Another publishing victim of COVID19: the Sacramento News & Review. The weekly publication will cease operations following its March 20 issue. Most of its staff will be laid off. While CEO and majority owner Jeff vonKaenel told the Sacramento Business Journal that the closure was a “temporary setback,” he added that it would likely be permanent if the sheltering in place currently effect in the area continues for an extended period. The News & Review’s editions in Chico, CA and Reno, NV will also shut down.
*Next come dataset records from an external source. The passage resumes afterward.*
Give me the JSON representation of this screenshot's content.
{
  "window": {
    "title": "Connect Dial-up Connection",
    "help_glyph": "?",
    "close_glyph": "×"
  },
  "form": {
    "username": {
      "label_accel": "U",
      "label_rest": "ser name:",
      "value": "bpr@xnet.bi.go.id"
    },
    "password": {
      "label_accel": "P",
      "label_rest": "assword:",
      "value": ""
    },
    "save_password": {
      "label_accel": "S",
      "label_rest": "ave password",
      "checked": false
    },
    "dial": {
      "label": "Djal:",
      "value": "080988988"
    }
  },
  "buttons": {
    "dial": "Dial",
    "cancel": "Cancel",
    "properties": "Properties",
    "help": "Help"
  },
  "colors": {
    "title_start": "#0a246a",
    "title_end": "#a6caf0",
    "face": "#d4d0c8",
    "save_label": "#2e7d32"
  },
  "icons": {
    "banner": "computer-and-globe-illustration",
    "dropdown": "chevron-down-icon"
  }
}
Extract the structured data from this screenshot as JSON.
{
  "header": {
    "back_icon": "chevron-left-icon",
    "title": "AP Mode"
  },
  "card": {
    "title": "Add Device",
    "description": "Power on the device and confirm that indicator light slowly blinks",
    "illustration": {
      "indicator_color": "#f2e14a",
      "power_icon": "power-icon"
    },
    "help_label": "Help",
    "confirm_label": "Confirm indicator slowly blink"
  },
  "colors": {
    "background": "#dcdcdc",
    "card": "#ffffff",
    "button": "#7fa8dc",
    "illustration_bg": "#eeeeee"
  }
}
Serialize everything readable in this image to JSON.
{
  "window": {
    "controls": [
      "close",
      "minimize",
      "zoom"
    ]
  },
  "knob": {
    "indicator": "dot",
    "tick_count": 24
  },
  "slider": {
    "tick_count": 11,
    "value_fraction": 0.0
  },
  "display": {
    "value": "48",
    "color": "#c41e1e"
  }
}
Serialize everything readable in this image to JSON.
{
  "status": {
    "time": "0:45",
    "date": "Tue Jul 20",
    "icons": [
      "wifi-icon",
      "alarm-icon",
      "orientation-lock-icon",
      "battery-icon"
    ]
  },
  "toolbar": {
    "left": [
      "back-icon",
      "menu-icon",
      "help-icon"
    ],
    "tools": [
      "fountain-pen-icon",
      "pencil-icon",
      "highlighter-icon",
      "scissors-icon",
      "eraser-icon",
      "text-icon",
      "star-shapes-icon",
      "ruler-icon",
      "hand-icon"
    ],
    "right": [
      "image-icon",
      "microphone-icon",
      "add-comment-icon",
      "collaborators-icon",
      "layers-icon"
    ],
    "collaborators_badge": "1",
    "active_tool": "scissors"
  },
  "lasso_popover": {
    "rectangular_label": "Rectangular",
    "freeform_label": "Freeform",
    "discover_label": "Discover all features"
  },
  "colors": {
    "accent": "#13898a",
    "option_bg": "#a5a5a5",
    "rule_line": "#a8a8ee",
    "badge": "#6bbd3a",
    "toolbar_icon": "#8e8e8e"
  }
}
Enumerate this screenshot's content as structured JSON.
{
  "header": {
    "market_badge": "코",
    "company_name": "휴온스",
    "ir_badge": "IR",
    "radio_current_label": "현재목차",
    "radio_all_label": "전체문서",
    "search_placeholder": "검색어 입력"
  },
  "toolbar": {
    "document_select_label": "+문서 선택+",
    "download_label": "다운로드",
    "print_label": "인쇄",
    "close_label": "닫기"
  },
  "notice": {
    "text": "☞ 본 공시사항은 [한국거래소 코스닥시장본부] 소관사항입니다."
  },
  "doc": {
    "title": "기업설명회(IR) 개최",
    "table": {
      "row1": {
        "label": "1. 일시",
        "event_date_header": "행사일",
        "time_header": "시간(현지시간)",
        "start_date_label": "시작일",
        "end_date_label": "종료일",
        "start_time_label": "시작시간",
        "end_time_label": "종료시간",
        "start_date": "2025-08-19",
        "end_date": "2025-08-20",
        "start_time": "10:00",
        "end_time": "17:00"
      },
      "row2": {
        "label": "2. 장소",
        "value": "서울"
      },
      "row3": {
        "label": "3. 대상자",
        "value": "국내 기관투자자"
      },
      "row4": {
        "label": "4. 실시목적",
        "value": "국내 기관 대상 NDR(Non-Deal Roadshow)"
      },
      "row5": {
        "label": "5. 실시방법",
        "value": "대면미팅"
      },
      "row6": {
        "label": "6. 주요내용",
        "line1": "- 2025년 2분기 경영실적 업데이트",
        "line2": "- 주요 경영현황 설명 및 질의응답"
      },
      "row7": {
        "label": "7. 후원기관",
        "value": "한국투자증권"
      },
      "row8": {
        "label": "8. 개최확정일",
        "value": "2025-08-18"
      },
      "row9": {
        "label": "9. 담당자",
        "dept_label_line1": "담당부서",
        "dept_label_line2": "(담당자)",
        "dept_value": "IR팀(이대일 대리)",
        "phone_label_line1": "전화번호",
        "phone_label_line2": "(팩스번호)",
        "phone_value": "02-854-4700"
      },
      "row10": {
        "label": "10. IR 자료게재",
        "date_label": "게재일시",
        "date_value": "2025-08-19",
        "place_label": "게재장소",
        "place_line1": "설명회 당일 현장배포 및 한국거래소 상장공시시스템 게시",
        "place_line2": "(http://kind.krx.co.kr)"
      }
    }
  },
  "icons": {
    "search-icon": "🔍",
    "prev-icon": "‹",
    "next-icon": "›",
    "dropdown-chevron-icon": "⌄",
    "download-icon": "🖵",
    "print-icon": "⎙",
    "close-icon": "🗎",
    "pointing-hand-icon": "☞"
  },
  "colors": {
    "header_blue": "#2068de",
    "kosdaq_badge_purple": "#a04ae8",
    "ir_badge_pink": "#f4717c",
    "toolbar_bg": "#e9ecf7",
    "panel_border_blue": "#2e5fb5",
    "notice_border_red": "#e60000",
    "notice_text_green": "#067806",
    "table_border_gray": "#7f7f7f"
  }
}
All three publications depend primarily on advertising for restaurants, clubs, bars, theaters and entertainment, vonKaenel said. Also, the News & Review is distributed at retail outlets, which are also ordered closed.

Netflix

The European Union has asked Netflix chairman and CEO Reed Hastings to limit streaming of its films and TV series to standard definition, as opposed to high definition at peak times during the course of the crisis, according to a story in the Hollywood Reporter. High-definition streaming takes up considerably more bandwidth then standard definition does. "To beat #COVID19, we #StayAtHome. Teleworking & streaming help a lot but infrastructures might be in strain,” EU Internal Market and Services Commissioner Thierry Breton wrote in a Twitter post. “To secure Internet access for all, let’s #SwitchToStandard definition when HD is not necessary." A Netflix representative told CNN that the platform already adjusts the quality of streams to available network capacity, and uses a special delivery network that keeps its library closer to users as a way of consuming less bandwidth.